Good habits will lead to deeper joy and happiness. Whereas bad habits will lead only to more strife and bitterness. One may not necessarily enjoy the new habit they are creating but to evoke good emotional or spiritual change, one must continue in the habit. Saucy wrote of the scriptural commands to love, to mourn, have peace, and not to be afraid, which he said are emotions, that all are commanded to do (186). Yet, for this to happen one must alter their emotional state. This is only done through the habit of altering one’s perspective in their situation (Saucy 186). When one creates a habit of seeking the good in a situation, the joy of a situation, or deciding to love another regardless of the situation, then they can change their emotional state and obey these commands.
It seems clear that habits are very formative to a person. This is true because they become the regular method by which one responds or acts in situations. When one has good habits that are directed at altering their emotional outlook for the better, then they will have a change. They will not be down and out regularly, angry or bitter, nor will they look at others as enemies, but as fellow human beings, fellow image-bearers. Habits form one into the person they are going to be. The question all must ask is “what habits will I allow to form me?” because all habits form us for the better or the worse.

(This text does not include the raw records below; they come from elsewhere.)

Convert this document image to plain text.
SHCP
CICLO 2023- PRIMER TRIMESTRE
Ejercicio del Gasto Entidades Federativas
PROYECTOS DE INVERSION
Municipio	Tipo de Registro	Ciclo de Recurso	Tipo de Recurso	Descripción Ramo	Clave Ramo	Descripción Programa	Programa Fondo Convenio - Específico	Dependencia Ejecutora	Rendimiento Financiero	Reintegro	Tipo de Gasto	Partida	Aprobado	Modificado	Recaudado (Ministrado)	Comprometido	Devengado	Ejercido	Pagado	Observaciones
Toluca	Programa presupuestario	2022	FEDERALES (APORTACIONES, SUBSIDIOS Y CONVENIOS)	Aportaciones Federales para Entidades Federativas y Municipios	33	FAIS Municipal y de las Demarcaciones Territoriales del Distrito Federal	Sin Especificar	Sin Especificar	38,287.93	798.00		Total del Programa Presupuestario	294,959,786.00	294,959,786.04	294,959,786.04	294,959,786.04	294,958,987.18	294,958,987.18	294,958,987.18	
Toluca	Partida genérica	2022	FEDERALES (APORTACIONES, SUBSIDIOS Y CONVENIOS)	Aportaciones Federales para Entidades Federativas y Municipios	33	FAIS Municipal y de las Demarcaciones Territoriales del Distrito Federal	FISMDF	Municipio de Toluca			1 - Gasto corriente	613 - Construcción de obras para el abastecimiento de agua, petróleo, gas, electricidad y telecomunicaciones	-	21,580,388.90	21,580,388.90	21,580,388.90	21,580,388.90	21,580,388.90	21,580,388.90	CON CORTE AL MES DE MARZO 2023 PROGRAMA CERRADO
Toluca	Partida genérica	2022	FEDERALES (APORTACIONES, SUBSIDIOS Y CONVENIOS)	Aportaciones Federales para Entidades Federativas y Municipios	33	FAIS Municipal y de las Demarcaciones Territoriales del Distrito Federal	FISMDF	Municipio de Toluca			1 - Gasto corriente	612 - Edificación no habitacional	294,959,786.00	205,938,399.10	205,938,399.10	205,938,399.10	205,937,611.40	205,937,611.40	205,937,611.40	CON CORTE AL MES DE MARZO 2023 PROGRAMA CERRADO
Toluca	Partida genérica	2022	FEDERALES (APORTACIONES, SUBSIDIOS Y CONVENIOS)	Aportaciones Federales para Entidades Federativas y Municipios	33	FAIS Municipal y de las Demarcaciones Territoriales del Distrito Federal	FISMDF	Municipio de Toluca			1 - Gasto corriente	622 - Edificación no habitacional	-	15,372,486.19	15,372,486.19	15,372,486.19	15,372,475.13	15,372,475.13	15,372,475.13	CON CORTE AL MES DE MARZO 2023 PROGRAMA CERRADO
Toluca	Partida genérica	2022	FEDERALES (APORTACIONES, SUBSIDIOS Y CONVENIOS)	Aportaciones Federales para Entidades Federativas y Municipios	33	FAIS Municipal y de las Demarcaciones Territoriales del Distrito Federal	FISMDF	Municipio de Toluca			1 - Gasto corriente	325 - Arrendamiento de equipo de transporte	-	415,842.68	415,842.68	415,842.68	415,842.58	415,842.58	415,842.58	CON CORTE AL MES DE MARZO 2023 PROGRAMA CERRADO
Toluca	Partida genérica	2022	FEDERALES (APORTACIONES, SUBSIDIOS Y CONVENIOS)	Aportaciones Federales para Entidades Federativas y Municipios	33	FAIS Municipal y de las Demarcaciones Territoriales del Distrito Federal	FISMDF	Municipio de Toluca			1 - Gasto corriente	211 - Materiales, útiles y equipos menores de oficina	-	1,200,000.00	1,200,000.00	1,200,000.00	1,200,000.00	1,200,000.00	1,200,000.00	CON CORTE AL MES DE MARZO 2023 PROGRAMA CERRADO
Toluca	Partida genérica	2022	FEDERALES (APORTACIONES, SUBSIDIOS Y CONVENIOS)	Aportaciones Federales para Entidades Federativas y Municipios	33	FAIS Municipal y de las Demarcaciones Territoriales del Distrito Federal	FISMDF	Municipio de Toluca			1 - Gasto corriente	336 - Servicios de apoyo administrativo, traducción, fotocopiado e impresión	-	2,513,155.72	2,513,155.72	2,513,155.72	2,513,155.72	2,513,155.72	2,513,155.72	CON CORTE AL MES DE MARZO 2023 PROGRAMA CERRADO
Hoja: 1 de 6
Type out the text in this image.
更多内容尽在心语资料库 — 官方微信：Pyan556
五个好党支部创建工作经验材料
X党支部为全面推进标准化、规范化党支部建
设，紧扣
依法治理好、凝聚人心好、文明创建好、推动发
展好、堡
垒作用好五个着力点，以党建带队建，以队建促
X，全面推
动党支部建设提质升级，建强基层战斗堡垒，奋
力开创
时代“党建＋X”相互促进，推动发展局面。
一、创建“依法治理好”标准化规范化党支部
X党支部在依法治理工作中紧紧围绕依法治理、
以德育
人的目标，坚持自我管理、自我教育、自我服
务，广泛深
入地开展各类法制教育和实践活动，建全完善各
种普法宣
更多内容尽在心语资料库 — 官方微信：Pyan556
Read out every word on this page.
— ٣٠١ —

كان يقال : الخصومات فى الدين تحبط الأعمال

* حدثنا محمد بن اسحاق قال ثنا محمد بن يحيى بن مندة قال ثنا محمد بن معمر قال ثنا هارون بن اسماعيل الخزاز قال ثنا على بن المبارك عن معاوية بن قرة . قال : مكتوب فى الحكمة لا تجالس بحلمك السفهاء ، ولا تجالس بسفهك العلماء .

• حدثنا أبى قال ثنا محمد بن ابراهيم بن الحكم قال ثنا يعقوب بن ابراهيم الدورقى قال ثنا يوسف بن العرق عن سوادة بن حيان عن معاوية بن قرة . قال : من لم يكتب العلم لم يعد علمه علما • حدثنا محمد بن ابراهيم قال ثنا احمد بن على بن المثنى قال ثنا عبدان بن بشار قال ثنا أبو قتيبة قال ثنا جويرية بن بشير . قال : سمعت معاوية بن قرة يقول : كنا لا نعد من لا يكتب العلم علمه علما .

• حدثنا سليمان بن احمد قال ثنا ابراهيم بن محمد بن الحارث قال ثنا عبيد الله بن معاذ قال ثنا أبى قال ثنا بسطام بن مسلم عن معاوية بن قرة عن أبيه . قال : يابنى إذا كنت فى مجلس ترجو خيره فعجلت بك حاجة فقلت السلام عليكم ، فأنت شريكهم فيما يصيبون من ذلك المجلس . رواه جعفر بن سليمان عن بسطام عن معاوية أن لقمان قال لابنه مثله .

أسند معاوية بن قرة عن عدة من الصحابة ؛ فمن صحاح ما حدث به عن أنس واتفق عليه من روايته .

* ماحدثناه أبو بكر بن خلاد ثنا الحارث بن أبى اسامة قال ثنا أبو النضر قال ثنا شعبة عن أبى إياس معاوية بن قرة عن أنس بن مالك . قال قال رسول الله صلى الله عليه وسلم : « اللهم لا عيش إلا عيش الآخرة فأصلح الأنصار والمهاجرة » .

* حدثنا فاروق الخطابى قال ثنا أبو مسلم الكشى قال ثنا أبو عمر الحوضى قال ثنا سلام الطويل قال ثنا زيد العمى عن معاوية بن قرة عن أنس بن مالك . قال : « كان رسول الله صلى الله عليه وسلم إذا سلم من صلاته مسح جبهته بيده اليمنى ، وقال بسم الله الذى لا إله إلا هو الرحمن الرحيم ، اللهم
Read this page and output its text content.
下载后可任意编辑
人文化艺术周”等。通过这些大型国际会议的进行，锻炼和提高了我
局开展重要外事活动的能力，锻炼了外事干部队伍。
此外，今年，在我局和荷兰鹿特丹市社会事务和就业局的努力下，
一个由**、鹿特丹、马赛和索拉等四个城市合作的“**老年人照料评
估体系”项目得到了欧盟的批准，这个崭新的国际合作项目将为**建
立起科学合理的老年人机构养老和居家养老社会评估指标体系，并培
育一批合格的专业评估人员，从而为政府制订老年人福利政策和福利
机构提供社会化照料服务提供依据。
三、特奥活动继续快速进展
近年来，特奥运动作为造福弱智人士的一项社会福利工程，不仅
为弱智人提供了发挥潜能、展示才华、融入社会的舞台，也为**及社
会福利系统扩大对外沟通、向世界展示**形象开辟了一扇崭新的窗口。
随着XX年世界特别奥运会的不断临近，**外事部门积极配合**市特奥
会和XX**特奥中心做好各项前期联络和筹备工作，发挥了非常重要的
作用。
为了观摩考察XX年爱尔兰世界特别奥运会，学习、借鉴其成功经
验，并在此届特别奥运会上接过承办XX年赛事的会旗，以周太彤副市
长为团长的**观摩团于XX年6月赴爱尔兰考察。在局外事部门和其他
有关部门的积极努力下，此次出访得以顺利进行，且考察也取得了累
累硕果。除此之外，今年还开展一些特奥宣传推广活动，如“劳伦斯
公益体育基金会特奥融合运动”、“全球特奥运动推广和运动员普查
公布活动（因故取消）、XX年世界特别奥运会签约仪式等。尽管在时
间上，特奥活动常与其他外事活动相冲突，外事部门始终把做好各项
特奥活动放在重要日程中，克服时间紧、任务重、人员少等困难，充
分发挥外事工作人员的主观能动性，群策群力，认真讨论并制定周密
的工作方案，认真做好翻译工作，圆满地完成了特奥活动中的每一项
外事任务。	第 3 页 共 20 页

Since habits are so formative and life orienting, the habits we need to be developing are good solid biblical spiritual habits. We need to dedicate ourselves to the Word of God. To the habit of prayer and praise to God. The habit of worship to God. When we do these and do them consistently, we will be better able to face this fallen and reprobate world with the love of Christ. When we allow these to firm us we will truly love God with our all and love our neighbors as ourselves (Matt. 22:37-39).